The alert serves as another reminder to financial institutions of their BSA-related obligations.  In light of OFAC’s increased designations of Russian oligarchs and their family members as SDNs, FinCEN’s diligence reminders include financial institution’s obligations (1) to ascertain the status of an individual as a foreign PEP and to conduct scrutiny of assets held by such individuals and (2) to identify and verify the identity of beneficial owners of legal entity customers, which will facilitate the identification of legal entities that may be owned or controlled by foreign PEPs.

FinCEN also connects this increased PEP risk to certain financial institutions’ obligations to implement a due diligence program for private banking accounts held for non-U.S. persons. Such due diligence should be designed to detect and report any known or suspected money laundering or other suspicious activity.

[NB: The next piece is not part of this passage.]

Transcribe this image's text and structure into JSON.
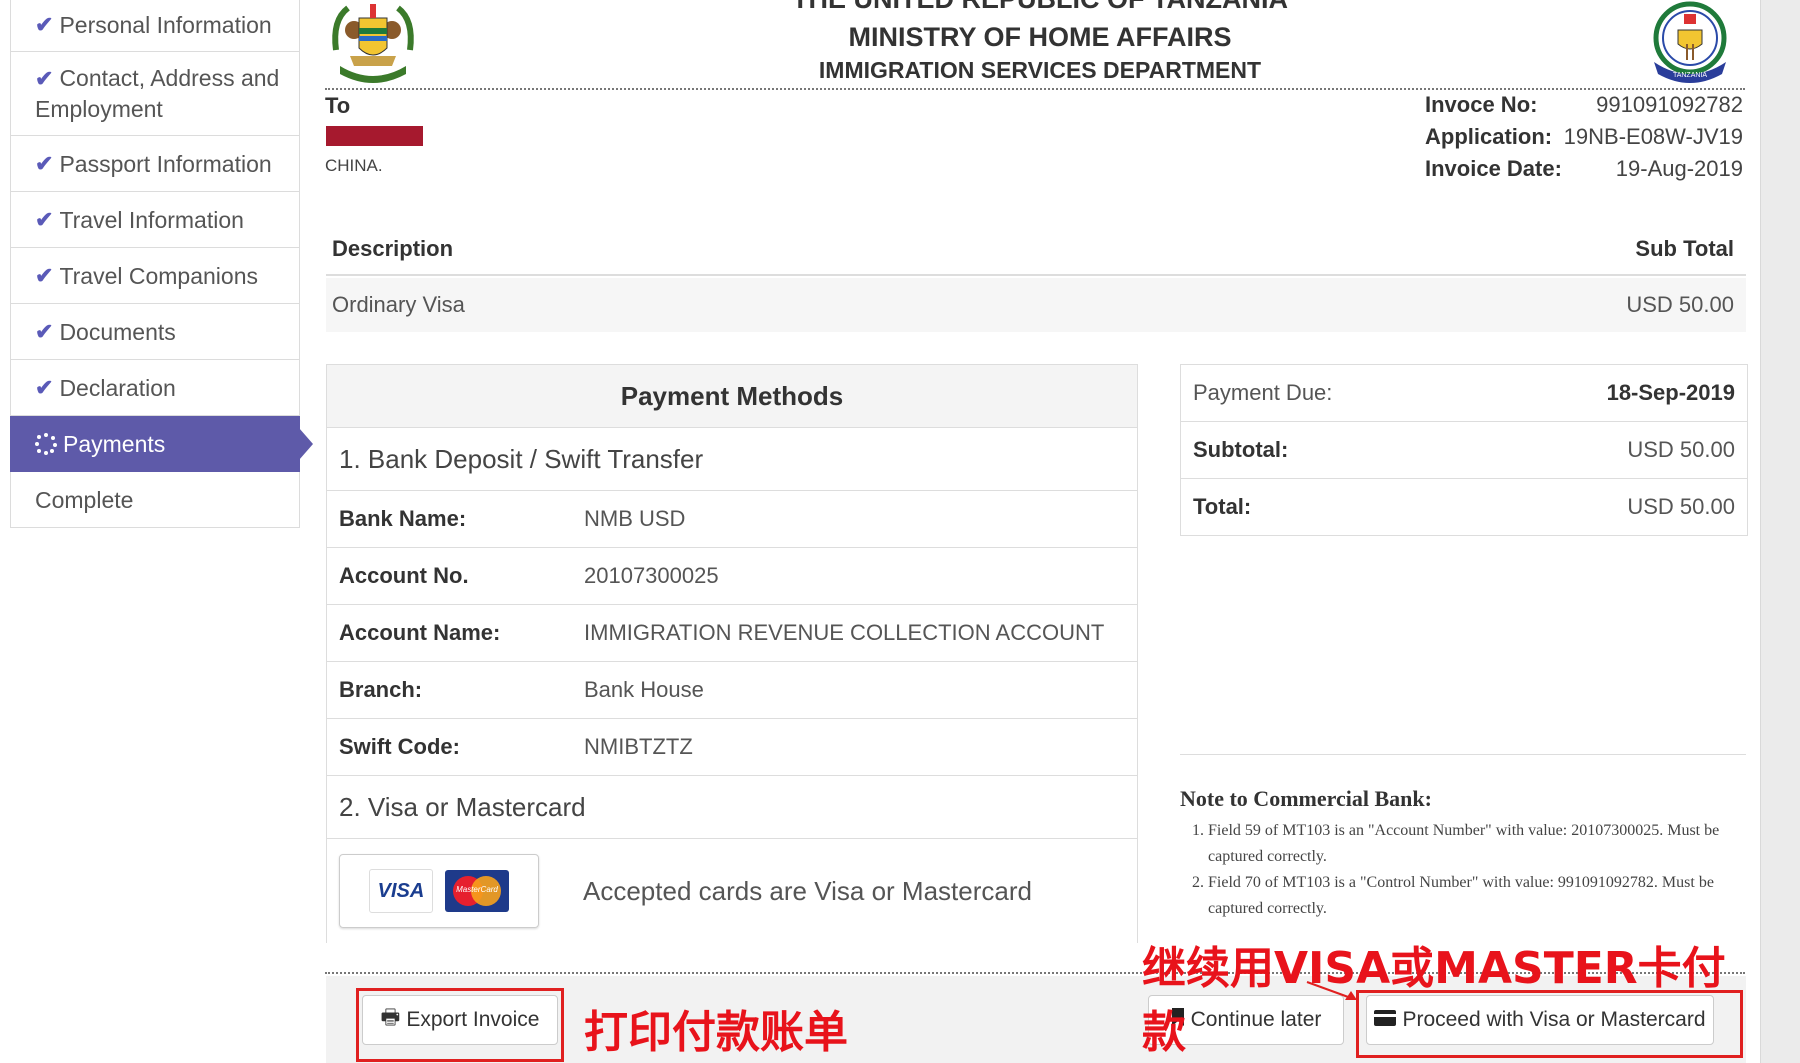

There are also additional due diligence obligations related to maintaining correspondent accounts for foreign financial institutions, an issue of high importance following OFAC’s new prohibitions on U.S. correspondence and payable-through account access for Russia’s largest financial institution, Sberbank, which take effect on March 26, 2022. The alert reminds banks, broker-dealers, mutual funds, futures commission merchants, and introducing brokers in commodities of their obligation to comply with the due diligence obligations for correspondent accounts. These include the obligation to: (1) assess the money laundering risk presented by correspondent accounts; (2) apply risk-based procedures and controls to correspondent accounts reasonably designed to detect and report known or suspected money laundering activity; and (3) assess whether enhanced due diligence is required.

SAR Reporting

FinCEN notes that reporting suspicious activity is critical to U.S. “national security and our efforts to support Ukraine and its people.” In this regard, the alert provides guidance on filing SARs related to suspicious activity involving Russia-related sanctions evasion and ransomware attacks. When filing ransomware SARs, financial institutions are encouraged to provide any relevant technical cyber indicators. Relatedly, financial institutions, including crypto exchanges, should report ransomware attacks and payments directly to OFAC if a potential sanctions nexus exists.

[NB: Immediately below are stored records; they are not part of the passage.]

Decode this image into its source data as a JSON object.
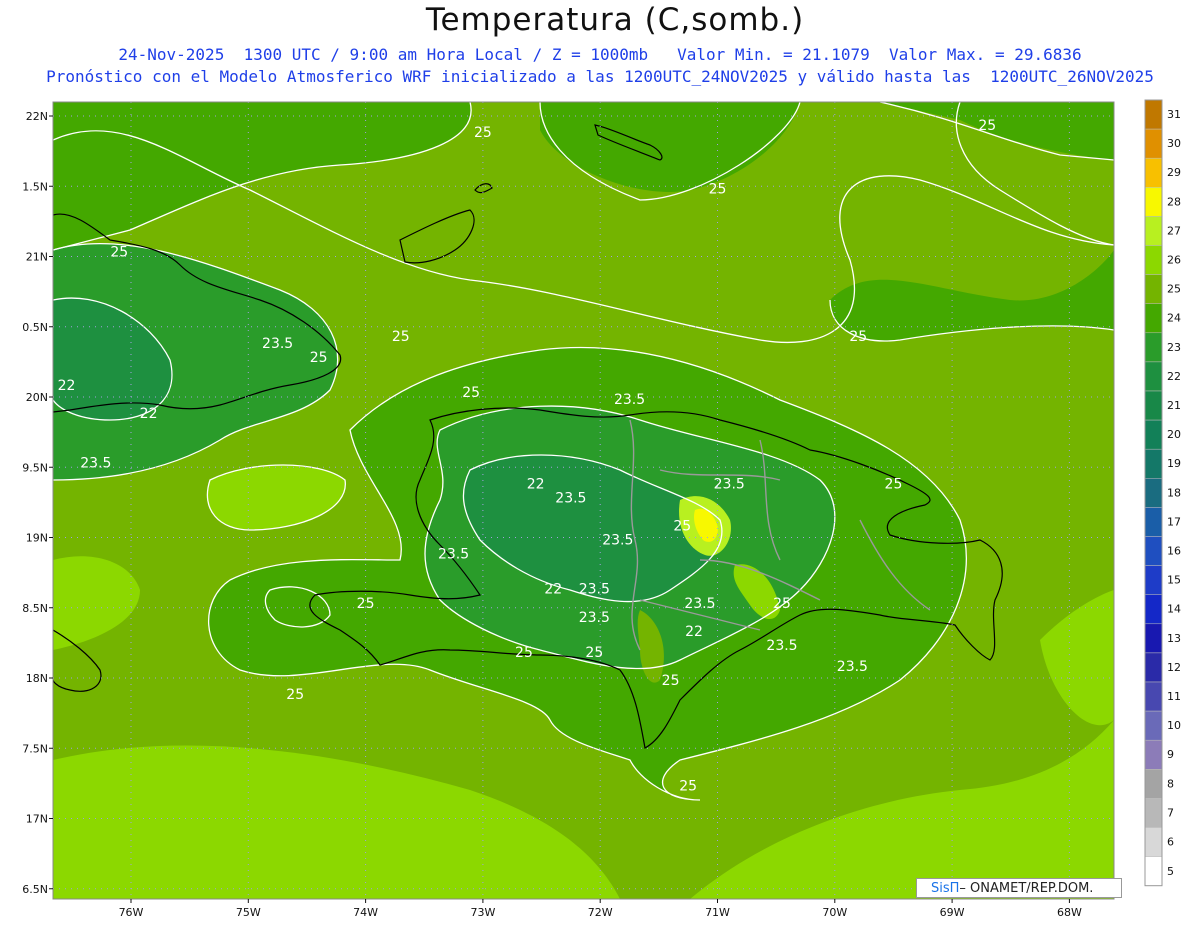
{
  "title": "Temperatura (C,somb.)",
  "subtitle_line1": "24-Nov-2025  1300 UTC / 9:00 am Hora Local / Z = 1000mb   Valor Min. = 21.1079  Valor Max. = 29.6836",
  "subtitle_line2": "Pronóstico con el Modelo Atmosferico WRF inicializado a las 1200UTC_24NOV2025 y válido hasta las  1200UTC_26NOV2025",
  "credit": {
    "brand": "SisΠ",
    "text": "– ONAMET/REP.DOM."
  },
  "axes": {
    "lat_labels": [
      "22N",
      "1.5N",
      "21N",
      "0.5N",
      "20N",
      "9.5N",
      "19N",
      "8.5N",
      "18N",
      "7.5N",
      "17N",
      "6.5N"
    ],
    "lon_labels": [
      "76W",
      "75W",
      "74W",
      "73W",
      "72W",
      "71W",
      "70W",
      "69W",
      "68W"
    ]
  },
  "colorbar": {
    "labels": [
      "31",
      "30",
      "29",
      "28",
      "27",
      "26",
      "25",
      "24",
      "23",
      "22",
      "21",
      "20",
      "19",
      "18",
      "17",
      "16",
      "15",
      "14",
      "13",
      "12",
      "11",
      "10",
      "9",
      "8",
      "7",
      "6",
      "5"
    ],
    "colors": [
      "#c07800",
      "#e09000",
      "#f8c000",
      "#f8f800",
      "#b8f020",
      "#8cd800",
      "#74b400",
      "#44a800",
      "#2a9c2a",
      "#1e9040",
      "#188848",
      "#128058",
      "#147868",
      "#1a6c80",
      "#1a5ea8",
      "#1f4fc0",
      "#1e3cc8",
      "#1428c8",
      "#1818b0",
      "#2a2aa8",
      "#4848b0",
      "#6a6ab8",
      "#8c7cb8",
      "#a4a4a4",
      "#b8b8b8",
      "#d8d8d8",
      "#ffffff"
    ]
  },
  "contour_labels": [
    {
      "text": "25",
      "lon": -73.0,
      "lat": 21.85
    },
    {
      "text": "25",
      "lon": -71.0,
      "lat": 21.45
    },
    {
      "text": "25",
      "lon": -68.7,
      "lat": 21.9
    },
    {
      "text": "25",
      "lon": -76.1,
      "lat": 21.0
    },
    {
      "text": "23.5",
      "lon": -74.75,
      "lat": 20.35
    },
    {
      "text": "25",
      "lon": -74.4,
      "lat": 20.25
    },
    {
      "text": "25",
      "lon": -73.7,
      "lat": 20.4
    },
    {
      "text": "25",
      "lon": -69.8,
      "lat": 20.4
    },
    {
      "text": "22",
      "lon": -76.55,
      "lat": 20.05
    },
    {
      "text": "22",
      "lon": -75.85,
      "lat": 19.85
    },
    {
      "text": "23.5",
      "lon": -76.3,
      "lat": 19.5
    },
    {
      "text": "25",
      "lon": -73.1,
      "lat": 20.0
    },
    {
      "text": "23.5",
      "lon": -71.75,
      "lat": 19.95
    },
    {
      "text": "22",
      "lon": -72.55,
      "lat": 19.35
    },
    {
      "text": "23.5",
      "lon": -72.25,
      "lat": 19.25
    },
    {
      "text": "23.5",
      "lon": -70.9,
      "lat": 19.35
    },
    {
      "text": "25",
      "lon": -71.3,
      "lat": 19.05
    },
    {
      "text": "25",
      "lon": -69.5,
      "lat": 19.35
    },
    {
      "text": "23.5",
      "lon": -71.85,
      "lat": 18.95
    },
    {
      "text": "23.5",
      "lon": -73.25,
      "lat": 18.85
    },
    {
      "text": "22",
      "lon": -72.4,
      "lat": 18.6
    },
    {
      "text": "23.5",
      "lon": -72.05,
      "lat": 18.6
    },
    {
      "text": "25",
      "lon": -74.0,
      "lat": 18.5
    },
    {
      "text": "23.5",
      "lon": -72.05,
      "lat": 18.4
    },
    {
      "text": "23.5",
      "lon": -71.15,
      "lat": 18.5
    },
    {
      "text": "25",
      "lon": -70.45,
      "lat": 18.5
    },
    {
      "text": "22",
      "lon": -71.2,
      "lat": 18.3
    },
    {
      "text": "25",
      "lon": -72.65,
      "lat": 18.15
    },
    {
      "text": "25",
      "lon": -72.05,
      "lat": 18.15
    },
    {
      "text": "23.5",
      "lon": -70.45,
      "lat": 18.2
    },
    {
      "text": "23.5",
      "lon": -69.85,
      "lat": 18.05
    },
    {
      "text": "25",
      "lon": -71.4,
      "lat": 17.95
    },
    {
      "text": "25",
      "lon": -74.6,
      "lat": 17.85
    },
    {
      "text": "25",
      "lon": -71.25,
      "lat": 17.2
    }
  ]
}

In addition, when blocking or rejecting transactions involving sanctioned persons and jurisdictions, FinCEN reminds financial institutions that they should generally file SARs in addition to OFAC blocking and rejected transaction reports, to the extent the facts and circumstances surrounding the OFAC match are “independently suspicious” and otherwise required to be reported under FinCEN regulations.

Information Sharing

Finally, the alert strongly encourages financial institutions to share information regarding suspicious activities with one another under the safe harbor authorized by section 314(b) of the USA PATRIOT Act. FinCEN emphasizes that such information sharing is “critical to identifying, reporting, and preventing evolving sanctions evasion, ransomware/cyber attacks, and laundering of the proceeds of corruption.”


The unprecedented and expansive Russia-related sanctions are reportedly already presenting significant compliance challenges to financial institutions. And there are signs enforcement activities will likely intensify. On March 2, the Department launched Task Force KleptoCapture, an interagency law enforcement task force dedicated to enforcing sanctions. Among other things, the Task Force will: (1) investigate and prosecute Russia-related sanctions violations; (2) combat efforts to undermine restrictions against Russian financial institutions, “including the prosecution of those who try to evade know-your-customer and anti-money laundering measures”; and (3) target efforts to use cryptocurrency to evade U.S. sanctions. And on March 3, the Department unsealed its first-ever criminal indictment charging a violation of Crimea-related sanctions violations.

In light of the increased regulatory, enforcement, and reputational risk, financial institutions should consider whether to adjust compliance resources to ensure they are quickly identifying and reporting suspicious activity associated with potential sanctions evasion.